Seniorenresidenz
Im Garten und auf den Balkonen trafen sich die Bewohner der Seniorenresidenz in Kranenburg, um gemeinsam mit Brigitte Walter zu singen. NN-Foto: Rüdiger Dehnen

KRANENBURG. Blau-weißer Himmel, Sonnenschein und strahlende Gesichter: Für etwa anderthalb Stunden konnten Bewohner der Seniorenresidenz in Kranenburg ihre Sorgen vergessen. Gemeinsam mit Brigitte Walter sangen sie im Garten der Seniorenresidenz Lieder aus ihrer Kindheit. Einmal wöchentlich besucht die Dozentin und Therapeutin dazu die Pflegeeinrichtung.
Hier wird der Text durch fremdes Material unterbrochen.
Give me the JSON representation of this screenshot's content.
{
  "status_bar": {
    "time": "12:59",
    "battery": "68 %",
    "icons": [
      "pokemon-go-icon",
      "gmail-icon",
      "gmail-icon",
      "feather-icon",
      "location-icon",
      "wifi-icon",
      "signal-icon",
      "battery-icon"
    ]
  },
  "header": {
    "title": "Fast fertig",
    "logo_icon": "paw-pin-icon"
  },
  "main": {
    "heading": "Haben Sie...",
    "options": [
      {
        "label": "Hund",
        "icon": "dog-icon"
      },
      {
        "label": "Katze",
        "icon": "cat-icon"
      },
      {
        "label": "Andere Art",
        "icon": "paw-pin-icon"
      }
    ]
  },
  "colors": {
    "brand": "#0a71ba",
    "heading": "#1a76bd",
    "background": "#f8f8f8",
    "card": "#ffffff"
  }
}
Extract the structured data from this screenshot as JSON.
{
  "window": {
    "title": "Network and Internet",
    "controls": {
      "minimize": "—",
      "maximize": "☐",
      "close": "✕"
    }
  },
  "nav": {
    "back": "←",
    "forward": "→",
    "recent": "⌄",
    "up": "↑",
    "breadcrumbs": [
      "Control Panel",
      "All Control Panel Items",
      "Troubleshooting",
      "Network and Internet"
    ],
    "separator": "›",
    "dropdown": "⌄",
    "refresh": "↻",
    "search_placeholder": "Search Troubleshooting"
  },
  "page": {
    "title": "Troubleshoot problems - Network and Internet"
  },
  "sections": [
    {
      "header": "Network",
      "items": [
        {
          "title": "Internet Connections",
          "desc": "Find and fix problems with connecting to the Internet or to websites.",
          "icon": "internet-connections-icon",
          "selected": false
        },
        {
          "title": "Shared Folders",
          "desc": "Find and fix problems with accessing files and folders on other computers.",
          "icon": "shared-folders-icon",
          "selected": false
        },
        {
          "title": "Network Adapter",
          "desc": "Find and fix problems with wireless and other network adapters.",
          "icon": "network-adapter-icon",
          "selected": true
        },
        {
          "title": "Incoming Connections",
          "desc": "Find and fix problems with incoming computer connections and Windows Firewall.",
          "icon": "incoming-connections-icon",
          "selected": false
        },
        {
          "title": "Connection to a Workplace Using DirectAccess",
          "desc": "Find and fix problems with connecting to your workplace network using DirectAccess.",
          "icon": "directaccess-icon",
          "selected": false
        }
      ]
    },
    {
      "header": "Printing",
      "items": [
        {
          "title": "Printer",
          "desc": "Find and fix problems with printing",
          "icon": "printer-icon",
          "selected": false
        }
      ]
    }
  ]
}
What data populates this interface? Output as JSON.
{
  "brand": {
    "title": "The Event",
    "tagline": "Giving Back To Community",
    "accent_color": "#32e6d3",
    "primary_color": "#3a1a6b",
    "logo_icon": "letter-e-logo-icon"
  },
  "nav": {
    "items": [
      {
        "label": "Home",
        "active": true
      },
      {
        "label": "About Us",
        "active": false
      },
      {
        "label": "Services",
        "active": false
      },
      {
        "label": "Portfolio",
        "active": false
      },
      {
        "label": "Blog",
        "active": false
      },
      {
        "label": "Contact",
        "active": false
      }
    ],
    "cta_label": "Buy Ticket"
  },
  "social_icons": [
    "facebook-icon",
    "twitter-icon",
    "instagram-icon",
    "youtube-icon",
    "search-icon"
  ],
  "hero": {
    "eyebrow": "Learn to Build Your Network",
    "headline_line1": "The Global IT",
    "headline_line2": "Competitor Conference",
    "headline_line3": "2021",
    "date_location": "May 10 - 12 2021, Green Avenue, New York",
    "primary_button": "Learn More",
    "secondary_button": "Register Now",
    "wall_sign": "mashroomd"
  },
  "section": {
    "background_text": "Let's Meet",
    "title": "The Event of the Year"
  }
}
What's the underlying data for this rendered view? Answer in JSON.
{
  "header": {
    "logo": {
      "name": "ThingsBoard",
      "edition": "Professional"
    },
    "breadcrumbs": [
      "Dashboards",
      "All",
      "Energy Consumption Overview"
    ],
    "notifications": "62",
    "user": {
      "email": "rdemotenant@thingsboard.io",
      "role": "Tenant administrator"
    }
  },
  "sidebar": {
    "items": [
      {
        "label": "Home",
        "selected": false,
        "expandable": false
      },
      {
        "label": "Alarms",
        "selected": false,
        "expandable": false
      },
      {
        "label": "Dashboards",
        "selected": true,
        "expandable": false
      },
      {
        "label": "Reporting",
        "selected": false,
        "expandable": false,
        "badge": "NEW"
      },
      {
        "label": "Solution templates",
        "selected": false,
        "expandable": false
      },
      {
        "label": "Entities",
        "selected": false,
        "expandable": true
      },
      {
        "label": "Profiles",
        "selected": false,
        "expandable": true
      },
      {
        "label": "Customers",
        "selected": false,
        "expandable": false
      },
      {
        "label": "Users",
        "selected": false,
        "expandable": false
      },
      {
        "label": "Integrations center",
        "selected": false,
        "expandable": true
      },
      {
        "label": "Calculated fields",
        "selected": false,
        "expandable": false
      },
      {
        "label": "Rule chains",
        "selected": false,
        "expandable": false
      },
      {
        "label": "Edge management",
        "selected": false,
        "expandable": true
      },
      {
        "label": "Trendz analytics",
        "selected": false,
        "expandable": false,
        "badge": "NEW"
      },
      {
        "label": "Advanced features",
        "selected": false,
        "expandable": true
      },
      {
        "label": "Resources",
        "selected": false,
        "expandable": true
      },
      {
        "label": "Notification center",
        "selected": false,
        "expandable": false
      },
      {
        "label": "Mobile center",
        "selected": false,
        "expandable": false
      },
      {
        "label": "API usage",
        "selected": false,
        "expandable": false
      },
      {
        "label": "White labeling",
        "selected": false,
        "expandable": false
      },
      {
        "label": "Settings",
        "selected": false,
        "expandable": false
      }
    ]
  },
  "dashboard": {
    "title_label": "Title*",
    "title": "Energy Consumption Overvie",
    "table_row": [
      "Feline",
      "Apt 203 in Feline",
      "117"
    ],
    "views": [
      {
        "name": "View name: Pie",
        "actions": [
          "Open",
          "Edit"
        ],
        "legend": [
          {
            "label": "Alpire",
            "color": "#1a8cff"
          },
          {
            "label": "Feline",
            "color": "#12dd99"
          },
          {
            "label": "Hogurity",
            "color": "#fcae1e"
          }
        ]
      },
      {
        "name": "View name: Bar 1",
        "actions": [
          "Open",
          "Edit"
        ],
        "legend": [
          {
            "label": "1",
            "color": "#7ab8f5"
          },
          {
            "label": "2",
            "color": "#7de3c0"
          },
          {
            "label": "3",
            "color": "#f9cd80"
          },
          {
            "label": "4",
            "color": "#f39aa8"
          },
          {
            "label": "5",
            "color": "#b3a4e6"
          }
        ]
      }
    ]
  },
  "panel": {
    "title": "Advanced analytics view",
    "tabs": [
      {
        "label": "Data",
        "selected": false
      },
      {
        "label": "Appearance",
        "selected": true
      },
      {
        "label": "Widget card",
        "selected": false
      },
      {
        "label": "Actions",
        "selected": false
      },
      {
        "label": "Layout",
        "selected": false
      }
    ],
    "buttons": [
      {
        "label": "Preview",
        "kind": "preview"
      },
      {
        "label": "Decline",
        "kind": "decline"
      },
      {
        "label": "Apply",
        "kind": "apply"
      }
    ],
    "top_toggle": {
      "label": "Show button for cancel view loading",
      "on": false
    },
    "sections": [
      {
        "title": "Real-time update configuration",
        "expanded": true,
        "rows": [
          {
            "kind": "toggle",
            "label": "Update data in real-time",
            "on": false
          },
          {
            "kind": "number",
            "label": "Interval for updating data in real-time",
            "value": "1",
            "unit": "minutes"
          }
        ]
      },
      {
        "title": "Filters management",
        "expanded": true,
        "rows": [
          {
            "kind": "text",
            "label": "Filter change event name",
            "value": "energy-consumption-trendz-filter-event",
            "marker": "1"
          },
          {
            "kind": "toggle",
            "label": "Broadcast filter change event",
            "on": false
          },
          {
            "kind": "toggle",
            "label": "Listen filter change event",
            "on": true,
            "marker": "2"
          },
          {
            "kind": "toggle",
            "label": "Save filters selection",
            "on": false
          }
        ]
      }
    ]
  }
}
Was früher selbstverständlich war, ist in Zeiten des Coronavirus allerdings zu einer echten Kostbarkeit geworden.

In den vergangenen Wochen durfte nämlich auch Walter die Seniorenresidenz nicht besuchen. „Ich habe da natürlich vollstes Verständnis für, denn oberste Priorität hat natürlich, dass es den Bewohnern gut geht“, sagte Walter. Bedrückend sei für sie die Situation aber dennoch gewesen. Seit 13 Jahren musiziere sie schließlich schon in der Pflegeeinrichtung mit den Bewohnern. Sie wisse daher, wie wichtig dieses Angebot für die Bewohner sei. „Am schlimmsten ist aber immer noch, dass man kein Datum hat, an dem man weiß, wann es weiter gehen kann“, sagte Walter.

Besuchssperre stoppte gemeinsames musizieren

Seniorenresidenz

Die Dozentin und Therapeutin Brigitte Walter sang mit den Bewohnern Lieder aus ihrer Kindheit. Dabei begleitete sie die Gruppe am Kreyboard. NN-Foto: Rüdiger Dehnen

Die Dozentin und Therapeutin kann seit dem Ausbruch der Coronavirus-Pandemie in Deutschland und der damit verbundenen Besuchssperre in Altenpflegeeinrichtungen ihrer Arbeit nicht mehr wie gewohnt nachgehen. Die Seniorenresidenz in Kranenburg fand nun jedoch eine Möglichkeit, wie sie das Musik-Angebot trotz des Coronavirus doch wieder aufnehmen konnte. Statt in einem Gemeinschaftsraum sangen die Bewohner zusammen mit Walter Lieder aus den 1920er bis 1940er Jahren im Garten der Seniorenresidenz. „Das ist zurzeit unser großer Vorteil, dass wir diesen Garten haben. Hier können alle ausreichend Abstand halten und sind zudem noch an der frischen Luft“, sagte Einrichtungsleiterin Barbara Onckels. Das gemeinsame Singen konnten Walter sogar auch im Freien mit einem Keyboard musikalisch begleiten.

Die Bewohner waren jedenfalls froh, dass sie nach mehreren Wochen endlich wieder etwas Abwechslung genießen durften. „Es unterhält uns, die Zeit geht schneller um und wir können wieder etwas gemeinsam unternehmen“, sagte Bewohnerin Hildegard Tönisen. Ihre Mitbewohnerin Elisabeth Peters fand besonders schön, dass alle mitmachen konnten. In den vergangenen Wochen fielen schließlich sämtliche Angebote aus oder wurden lediglich in kleinen Gruppen unter besonderen Vorkehrungen durchgeführt.

Angebot aufrechterhalten

Das gemeinsame Singen mit Brigitte Walter soll in den nächsten Wochen jedoch weiter aufrechterhalten werden – allerdings lediglich im Garten bei gutem Wetter. „Wir merken aber, wie gut es unseren Bewohnern tut. Die letzten Wochen waren nicht einfach für sie. Auch wenn man merkt, dass sie noch eine Generation sind, die sehr genügsam mit so einer Situation umgeht, merkte man dem oder einanderen manchmal doch an, dass es ihn bedrückte. Da half nur gutes Zureden“, sagt Onckels. Beschäftigungstherapeutische Angebote seien deshalb in diesen Zeiten wichtiger denn je für die Bewohner der Pflegeeinrichtung in Kranenburg.